The report said: “Policies that reduce the affordability of alcohol are the most effective, and cost-effective, approaches to prevention and health improvement. For example, an increase in taxation leads to an increase in government revenue and substantial health and social returns. According to Treasury forecasts, cuts in alcohol duty since 2013 are projected to have reduced income to the Exchequer by £5 billion over five years, reducing to £3.45 billion when consumption increases are considered. This does not include increases in societal and NHS costs.
“Implementing a minimum unit price (MUP) is a highly targeted measure which ensures tax increases are passed on to the consumer and improves the health of the heaviest drinkers. These people are experiencing the greatest amount of harm.”
The proposed Scottish legislation will impact on the price of alcohol currently sold below the threshold with Nielsen data identifying that spirits would be the most impacted with 69% of volume currently sold below the 50p per unit threshold, followed by beer (67%), cider (51%) and wine (3.5%).
However, Dave Roberts of industry group the Alcohol Information Partnership challenged the PHE report’s claims.

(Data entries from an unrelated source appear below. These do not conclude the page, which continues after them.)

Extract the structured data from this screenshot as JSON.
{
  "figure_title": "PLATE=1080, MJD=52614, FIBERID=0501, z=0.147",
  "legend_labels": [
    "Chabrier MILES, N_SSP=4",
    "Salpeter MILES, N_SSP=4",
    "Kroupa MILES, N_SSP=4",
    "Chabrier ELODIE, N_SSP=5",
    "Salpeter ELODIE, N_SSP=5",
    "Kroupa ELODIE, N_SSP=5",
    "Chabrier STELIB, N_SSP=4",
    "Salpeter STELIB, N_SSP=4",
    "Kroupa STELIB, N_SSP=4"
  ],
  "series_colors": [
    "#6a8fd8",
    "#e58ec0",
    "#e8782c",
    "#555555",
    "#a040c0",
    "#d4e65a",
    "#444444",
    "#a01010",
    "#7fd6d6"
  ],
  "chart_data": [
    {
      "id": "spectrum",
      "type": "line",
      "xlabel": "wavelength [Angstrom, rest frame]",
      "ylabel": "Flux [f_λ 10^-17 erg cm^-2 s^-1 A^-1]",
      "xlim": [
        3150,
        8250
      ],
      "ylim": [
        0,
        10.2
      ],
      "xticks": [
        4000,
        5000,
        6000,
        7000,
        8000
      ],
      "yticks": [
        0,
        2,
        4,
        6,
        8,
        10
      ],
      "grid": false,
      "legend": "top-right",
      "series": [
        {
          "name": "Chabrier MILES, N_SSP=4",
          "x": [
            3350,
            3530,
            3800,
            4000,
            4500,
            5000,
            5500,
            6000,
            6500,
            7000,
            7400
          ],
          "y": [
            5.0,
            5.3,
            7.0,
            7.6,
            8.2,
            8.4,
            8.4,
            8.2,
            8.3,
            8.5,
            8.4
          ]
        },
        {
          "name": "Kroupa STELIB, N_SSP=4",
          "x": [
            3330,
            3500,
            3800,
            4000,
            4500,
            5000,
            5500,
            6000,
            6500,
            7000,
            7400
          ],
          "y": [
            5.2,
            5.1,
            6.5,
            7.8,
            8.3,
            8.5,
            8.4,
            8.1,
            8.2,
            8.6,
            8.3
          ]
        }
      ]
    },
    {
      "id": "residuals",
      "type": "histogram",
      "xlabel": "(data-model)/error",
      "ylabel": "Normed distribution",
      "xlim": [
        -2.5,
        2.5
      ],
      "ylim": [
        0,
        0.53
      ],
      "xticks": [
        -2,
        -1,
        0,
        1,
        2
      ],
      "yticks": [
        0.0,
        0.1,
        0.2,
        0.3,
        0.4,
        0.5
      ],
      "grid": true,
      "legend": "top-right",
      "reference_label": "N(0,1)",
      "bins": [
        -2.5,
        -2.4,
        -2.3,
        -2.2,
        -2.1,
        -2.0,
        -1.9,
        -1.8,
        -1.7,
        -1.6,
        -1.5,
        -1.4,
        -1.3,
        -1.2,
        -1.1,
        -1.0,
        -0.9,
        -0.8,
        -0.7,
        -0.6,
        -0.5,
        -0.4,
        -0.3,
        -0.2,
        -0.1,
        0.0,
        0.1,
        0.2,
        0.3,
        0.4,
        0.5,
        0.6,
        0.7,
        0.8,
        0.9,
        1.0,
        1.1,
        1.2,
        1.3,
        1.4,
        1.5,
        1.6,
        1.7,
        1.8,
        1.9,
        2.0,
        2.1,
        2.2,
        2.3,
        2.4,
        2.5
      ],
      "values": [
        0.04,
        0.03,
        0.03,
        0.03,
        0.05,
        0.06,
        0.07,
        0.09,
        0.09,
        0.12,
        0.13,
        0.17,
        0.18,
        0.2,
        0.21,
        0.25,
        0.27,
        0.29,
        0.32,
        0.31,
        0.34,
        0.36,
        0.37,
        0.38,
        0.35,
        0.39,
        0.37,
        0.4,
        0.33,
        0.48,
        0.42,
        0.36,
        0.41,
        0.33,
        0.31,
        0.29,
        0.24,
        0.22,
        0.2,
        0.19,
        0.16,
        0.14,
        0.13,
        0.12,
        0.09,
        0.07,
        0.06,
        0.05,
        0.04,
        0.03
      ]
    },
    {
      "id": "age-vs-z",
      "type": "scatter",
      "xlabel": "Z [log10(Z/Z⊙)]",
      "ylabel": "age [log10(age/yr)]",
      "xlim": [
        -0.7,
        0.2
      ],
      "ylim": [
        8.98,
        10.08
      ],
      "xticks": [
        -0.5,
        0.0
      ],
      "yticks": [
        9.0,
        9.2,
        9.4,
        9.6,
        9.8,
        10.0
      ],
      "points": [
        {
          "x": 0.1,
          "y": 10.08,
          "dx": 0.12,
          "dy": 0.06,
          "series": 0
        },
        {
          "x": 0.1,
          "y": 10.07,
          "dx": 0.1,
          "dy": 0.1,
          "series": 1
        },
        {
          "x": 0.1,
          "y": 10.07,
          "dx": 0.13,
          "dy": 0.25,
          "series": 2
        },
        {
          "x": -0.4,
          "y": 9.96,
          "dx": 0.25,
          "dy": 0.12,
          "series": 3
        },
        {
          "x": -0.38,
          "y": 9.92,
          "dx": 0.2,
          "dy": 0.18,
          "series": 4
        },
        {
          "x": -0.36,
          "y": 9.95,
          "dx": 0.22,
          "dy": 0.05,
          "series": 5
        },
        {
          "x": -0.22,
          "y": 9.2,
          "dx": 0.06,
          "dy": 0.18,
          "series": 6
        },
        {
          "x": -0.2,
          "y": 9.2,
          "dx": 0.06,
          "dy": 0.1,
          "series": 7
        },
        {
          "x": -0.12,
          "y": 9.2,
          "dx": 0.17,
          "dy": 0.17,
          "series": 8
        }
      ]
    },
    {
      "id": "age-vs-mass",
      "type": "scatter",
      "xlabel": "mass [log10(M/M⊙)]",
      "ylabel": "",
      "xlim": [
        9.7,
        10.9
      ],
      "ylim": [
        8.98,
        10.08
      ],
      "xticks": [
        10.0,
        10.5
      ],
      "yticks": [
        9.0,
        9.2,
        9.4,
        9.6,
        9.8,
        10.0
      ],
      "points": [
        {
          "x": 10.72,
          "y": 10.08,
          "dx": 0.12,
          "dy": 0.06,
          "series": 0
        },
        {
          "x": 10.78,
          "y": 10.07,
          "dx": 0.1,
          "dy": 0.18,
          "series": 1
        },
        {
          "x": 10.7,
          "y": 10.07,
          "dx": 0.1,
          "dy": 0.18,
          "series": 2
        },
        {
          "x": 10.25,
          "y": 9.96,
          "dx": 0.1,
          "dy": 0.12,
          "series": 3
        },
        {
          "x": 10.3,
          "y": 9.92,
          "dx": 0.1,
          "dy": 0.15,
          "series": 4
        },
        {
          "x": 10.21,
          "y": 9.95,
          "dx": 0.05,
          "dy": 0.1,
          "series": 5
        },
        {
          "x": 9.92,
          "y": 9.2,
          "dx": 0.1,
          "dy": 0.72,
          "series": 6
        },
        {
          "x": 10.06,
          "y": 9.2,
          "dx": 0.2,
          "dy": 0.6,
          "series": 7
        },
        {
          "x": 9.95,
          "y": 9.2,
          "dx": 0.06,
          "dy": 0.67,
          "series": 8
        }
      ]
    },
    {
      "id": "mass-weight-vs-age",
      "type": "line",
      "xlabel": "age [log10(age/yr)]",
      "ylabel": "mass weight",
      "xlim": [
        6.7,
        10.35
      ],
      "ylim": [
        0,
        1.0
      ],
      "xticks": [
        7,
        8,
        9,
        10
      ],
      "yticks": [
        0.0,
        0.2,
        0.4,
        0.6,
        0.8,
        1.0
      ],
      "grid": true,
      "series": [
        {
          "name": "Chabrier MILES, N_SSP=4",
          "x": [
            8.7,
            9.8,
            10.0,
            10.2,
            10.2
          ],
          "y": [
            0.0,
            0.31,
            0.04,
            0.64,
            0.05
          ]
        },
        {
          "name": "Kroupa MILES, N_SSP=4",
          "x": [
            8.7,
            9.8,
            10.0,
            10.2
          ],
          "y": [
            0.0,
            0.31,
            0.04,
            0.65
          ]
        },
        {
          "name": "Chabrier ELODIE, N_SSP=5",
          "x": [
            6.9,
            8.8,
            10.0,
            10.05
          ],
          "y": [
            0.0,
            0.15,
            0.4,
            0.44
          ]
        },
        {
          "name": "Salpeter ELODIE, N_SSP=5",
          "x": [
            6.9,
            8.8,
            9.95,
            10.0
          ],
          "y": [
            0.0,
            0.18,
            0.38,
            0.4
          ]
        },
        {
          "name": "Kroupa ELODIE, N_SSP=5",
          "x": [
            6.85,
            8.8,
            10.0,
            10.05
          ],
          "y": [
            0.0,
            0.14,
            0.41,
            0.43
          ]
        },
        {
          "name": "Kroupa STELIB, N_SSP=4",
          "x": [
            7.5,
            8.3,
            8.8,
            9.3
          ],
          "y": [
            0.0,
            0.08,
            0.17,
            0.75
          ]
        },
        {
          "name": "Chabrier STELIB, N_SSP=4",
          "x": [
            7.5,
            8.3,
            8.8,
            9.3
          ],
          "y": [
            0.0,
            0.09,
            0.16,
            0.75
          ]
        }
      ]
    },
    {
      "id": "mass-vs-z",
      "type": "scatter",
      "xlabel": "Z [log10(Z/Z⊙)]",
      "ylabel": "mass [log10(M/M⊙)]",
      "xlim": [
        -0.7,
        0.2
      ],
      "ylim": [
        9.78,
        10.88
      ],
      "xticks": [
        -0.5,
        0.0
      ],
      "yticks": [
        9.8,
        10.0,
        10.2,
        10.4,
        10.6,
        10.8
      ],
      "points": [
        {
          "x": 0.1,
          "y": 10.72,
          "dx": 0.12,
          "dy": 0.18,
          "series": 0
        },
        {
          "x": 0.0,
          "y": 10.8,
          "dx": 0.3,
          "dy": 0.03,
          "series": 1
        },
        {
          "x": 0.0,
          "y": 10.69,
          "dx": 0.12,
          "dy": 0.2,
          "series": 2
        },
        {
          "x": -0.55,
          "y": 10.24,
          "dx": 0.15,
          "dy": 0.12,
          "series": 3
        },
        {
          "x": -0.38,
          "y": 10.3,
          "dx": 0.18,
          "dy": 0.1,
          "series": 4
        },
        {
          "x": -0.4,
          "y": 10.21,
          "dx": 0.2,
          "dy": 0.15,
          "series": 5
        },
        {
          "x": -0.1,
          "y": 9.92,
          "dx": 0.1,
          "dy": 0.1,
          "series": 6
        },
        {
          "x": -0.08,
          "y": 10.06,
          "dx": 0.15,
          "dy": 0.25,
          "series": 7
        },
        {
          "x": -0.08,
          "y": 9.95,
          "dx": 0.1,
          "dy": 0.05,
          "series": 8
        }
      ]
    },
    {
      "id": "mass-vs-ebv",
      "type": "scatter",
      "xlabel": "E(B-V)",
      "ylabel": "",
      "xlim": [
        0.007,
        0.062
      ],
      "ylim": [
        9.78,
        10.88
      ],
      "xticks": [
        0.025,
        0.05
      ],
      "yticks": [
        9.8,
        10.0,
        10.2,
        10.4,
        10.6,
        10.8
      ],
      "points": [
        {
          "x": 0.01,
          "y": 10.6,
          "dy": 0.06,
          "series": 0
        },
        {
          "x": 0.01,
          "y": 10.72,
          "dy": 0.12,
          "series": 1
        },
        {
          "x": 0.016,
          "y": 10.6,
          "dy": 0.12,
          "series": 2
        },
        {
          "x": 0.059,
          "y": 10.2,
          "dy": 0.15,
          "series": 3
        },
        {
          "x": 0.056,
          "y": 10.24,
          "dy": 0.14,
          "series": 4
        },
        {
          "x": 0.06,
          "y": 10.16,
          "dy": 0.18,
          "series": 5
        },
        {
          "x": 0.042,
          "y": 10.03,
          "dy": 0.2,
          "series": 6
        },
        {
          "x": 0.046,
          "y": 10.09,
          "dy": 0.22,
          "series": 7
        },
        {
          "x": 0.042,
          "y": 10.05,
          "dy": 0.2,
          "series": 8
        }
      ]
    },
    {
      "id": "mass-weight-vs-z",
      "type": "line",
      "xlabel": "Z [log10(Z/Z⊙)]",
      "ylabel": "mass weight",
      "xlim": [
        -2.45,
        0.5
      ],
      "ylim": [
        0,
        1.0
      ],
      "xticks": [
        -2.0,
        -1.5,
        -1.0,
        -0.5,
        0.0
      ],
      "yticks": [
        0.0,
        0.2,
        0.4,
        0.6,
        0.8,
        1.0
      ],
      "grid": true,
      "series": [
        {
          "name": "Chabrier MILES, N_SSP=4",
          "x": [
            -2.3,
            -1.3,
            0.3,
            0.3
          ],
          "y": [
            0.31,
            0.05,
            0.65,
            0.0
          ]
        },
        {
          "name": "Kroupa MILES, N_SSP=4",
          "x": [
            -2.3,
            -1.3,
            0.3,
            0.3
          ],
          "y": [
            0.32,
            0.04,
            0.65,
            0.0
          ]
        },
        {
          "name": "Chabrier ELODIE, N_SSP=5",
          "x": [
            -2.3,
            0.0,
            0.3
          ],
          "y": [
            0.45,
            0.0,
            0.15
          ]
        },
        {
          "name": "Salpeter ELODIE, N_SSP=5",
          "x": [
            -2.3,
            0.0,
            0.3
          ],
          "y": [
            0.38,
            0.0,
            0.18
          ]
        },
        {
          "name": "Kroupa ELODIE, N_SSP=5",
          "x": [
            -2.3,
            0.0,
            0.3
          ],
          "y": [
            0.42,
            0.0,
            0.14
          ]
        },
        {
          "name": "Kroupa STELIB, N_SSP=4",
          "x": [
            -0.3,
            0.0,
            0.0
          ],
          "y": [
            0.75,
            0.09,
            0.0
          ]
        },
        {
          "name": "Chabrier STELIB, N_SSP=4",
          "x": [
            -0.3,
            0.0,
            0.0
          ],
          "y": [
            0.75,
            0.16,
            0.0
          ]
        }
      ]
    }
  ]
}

He said: ”PHE are claiming that we are now drinking ‘twice as much’ as we did 40 years ago. In fact in the UK we drink almost exactly the same amount today as we did in 1976 (HMRC) and less than we did 10 years ago. In the last decade alcohol consumption has fallen by 18%.
“On average, 76% of adults (84% of women and 68% of men) do not exceed low risk guidelines. Minimum Unit Pricing has the potential to penalise moderate and responsible drinkers and increase the cost of enjoying a convivial drink without tackling serious misuse.”